Was reading a lot about certain kinds of matrices being always diagonalizable,

like, real symmetric, skew-symmetric, etc,

What would be the proof behind it ?

Answer 1

These are all normal matrices, i.e. matrices such that $AA^*=A^*A$. Normal matrices are diagonalizeable by the Spectral theorem, and in fact unitarily so.

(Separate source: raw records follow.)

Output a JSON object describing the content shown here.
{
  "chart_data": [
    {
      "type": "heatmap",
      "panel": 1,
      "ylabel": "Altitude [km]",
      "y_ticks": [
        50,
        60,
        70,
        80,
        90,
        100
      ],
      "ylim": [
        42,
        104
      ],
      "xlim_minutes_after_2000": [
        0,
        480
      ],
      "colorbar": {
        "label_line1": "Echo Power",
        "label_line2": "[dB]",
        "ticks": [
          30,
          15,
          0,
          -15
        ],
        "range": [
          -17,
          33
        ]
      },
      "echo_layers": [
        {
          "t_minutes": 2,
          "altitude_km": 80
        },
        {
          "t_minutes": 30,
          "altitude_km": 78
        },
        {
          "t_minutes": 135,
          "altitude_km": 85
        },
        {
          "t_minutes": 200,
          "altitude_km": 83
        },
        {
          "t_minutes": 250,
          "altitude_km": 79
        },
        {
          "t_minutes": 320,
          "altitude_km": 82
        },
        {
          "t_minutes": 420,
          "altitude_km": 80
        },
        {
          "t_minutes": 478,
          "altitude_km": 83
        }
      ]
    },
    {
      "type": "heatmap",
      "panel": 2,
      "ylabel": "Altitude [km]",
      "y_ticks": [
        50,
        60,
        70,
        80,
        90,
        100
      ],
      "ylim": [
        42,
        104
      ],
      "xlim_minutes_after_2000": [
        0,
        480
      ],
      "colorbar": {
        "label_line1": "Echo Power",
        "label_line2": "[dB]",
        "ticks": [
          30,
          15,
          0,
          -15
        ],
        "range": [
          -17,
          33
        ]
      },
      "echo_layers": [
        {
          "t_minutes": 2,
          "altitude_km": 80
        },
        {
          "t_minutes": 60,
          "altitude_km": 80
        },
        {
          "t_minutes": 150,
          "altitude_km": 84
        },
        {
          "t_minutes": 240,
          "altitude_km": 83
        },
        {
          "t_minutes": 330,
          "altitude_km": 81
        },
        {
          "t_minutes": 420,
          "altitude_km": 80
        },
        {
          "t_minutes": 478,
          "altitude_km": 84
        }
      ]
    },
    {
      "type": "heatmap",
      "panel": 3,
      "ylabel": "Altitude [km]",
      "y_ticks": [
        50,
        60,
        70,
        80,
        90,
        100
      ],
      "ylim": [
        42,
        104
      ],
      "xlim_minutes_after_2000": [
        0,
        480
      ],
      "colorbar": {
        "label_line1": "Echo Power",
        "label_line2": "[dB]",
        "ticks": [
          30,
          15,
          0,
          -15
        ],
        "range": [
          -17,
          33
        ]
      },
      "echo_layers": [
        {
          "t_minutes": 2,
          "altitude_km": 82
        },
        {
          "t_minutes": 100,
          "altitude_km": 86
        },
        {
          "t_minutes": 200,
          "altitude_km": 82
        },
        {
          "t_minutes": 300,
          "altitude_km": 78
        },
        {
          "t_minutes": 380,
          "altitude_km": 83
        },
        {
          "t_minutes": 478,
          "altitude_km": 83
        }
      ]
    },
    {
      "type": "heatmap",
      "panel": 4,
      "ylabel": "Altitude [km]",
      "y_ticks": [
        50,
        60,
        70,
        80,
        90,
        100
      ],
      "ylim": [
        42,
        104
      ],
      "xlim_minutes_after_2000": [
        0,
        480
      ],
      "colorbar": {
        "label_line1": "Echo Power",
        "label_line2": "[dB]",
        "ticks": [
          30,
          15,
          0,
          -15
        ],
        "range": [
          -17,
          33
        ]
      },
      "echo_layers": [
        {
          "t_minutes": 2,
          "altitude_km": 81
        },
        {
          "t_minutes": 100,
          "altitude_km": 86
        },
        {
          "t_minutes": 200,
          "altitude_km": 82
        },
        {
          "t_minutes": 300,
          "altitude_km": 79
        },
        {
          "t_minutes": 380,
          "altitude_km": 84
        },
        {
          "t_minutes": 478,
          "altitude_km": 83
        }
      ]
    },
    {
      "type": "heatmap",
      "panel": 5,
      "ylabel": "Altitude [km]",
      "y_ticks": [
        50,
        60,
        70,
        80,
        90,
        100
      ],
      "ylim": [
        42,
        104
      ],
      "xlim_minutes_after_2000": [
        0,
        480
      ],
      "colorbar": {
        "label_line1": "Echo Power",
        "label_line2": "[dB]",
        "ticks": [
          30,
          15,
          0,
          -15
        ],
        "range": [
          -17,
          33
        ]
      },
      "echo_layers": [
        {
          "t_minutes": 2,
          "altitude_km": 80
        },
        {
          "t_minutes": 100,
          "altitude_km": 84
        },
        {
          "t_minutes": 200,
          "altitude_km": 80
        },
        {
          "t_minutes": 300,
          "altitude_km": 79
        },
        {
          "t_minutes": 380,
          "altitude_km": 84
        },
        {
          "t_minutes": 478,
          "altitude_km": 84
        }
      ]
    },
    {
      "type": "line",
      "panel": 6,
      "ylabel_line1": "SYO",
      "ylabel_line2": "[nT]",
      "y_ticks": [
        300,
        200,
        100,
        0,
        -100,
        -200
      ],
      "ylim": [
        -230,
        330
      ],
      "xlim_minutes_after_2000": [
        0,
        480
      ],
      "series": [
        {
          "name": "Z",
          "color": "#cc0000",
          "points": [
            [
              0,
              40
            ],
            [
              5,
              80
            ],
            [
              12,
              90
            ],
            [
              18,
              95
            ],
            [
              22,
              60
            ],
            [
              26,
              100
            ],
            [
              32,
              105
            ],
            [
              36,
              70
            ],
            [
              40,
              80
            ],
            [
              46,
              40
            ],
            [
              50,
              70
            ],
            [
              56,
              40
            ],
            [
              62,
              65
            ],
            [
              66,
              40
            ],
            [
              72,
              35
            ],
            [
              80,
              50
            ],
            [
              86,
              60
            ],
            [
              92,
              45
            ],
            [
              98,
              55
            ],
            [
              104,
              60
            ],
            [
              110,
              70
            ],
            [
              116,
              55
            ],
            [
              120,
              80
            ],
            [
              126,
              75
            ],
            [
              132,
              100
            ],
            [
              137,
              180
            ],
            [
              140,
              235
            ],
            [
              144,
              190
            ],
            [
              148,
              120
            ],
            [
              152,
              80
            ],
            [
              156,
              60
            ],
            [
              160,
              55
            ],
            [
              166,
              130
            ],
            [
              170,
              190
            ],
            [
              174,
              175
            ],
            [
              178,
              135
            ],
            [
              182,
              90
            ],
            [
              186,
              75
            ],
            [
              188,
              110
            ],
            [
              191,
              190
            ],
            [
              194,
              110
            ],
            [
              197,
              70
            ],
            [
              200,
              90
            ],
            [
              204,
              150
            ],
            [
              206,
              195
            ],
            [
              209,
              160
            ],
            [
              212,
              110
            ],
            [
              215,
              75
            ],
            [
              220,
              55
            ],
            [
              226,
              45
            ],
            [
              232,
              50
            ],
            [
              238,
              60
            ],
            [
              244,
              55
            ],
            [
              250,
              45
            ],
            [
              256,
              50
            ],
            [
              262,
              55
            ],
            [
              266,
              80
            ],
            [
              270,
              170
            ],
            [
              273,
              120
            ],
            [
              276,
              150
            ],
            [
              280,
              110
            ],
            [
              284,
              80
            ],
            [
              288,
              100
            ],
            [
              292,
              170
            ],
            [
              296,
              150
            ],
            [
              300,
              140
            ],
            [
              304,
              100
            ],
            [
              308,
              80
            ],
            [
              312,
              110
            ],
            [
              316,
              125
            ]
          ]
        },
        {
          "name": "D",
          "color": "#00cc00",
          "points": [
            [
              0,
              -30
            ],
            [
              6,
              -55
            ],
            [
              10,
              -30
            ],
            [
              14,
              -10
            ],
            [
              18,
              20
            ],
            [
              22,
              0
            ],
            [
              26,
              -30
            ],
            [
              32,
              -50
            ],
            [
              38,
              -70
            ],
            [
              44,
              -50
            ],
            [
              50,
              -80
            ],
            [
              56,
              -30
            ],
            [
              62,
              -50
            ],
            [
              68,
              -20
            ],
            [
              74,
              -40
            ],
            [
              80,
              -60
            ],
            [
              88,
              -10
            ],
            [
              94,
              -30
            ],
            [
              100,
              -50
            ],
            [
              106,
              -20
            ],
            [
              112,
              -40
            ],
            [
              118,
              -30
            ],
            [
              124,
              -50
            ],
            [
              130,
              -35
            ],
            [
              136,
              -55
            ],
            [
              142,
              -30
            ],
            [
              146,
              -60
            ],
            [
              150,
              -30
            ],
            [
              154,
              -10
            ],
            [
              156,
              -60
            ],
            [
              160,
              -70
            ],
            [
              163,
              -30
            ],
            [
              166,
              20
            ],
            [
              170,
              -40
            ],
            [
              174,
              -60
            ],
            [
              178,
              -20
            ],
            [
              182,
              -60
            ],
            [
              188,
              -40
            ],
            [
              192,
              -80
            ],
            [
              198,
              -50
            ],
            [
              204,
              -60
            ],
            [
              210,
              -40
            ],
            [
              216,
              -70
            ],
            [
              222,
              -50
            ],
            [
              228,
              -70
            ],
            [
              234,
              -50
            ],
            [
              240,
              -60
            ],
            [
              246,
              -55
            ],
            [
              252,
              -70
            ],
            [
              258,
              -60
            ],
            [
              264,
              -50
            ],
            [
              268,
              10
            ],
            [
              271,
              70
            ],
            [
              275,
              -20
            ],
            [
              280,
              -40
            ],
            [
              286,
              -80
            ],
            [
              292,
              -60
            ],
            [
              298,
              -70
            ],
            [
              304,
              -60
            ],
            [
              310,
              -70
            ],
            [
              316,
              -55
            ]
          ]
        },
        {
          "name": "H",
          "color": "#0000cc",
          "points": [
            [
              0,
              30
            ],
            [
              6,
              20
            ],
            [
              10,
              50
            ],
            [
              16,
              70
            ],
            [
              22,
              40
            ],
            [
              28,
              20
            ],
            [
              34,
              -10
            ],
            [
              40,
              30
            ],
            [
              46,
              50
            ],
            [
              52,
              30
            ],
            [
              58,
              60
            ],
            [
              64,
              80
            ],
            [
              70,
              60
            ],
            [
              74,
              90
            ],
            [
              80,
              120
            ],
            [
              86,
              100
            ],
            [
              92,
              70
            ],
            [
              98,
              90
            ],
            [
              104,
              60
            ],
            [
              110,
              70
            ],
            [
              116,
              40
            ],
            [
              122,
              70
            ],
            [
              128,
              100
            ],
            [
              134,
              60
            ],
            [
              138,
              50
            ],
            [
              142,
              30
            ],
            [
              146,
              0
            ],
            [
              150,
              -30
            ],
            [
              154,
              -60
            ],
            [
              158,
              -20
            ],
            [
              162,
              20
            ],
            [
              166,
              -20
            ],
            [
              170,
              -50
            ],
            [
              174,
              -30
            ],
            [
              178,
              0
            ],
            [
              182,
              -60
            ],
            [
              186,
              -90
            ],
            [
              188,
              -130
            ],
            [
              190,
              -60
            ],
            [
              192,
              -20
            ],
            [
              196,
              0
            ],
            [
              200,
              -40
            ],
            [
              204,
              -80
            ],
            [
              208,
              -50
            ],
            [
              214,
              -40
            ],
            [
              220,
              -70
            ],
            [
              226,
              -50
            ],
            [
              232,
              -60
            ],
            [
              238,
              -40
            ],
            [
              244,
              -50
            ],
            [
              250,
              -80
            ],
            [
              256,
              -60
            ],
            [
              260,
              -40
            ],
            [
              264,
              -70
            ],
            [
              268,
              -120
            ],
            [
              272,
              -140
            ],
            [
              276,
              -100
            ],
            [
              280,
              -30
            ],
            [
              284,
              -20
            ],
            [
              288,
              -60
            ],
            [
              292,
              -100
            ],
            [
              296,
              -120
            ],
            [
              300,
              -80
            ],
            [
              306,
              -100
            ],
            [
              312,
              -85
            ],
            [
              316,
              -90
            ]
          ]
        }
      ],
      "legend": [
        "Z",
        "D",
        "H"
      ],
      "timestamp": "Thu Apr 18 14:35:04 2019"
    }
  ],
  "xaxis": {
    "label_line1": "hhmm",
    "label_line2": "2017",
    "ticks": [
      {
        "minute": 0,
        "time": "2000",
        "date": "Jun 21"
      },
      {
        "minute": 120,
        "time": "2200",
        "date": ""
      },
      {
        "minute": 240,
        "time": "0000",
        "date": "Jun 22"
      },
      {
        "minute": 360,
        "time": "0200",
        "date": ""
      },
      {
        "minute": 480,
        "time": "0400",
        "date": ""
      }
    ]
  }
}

The easiest way to prove this is to consider the Schur decomposition of $A$, which allows us to write $A=QUQ^*$ for some unitary matrix $Q$ and upper triangular matrix $U$. Since $$QUU^*Q^*=(QUQ^*)(QUQ^*)^*=(QUQ^*)^*(QUQ^*)=QU^*UQ^*$$ we have $UU^*=U^*U$. Comparing the first diagonal entries gives us $$\sum_{k=1}^n |u_{1k}|^2=|u_{1n}|^2$$ so $u_{1k}=0$ for $k\ne 1$. Comparing the next diagonal entries gives us $$\sum_{k=2}^n |u_{2k}|^2=|u_{12}|^2 + |u_{22}|^2 = |u_{22}|^2$$ so $u_{2k}=0$ for $k\ne 2$. Continuing in this manner, we see that $U$ must be diagonal.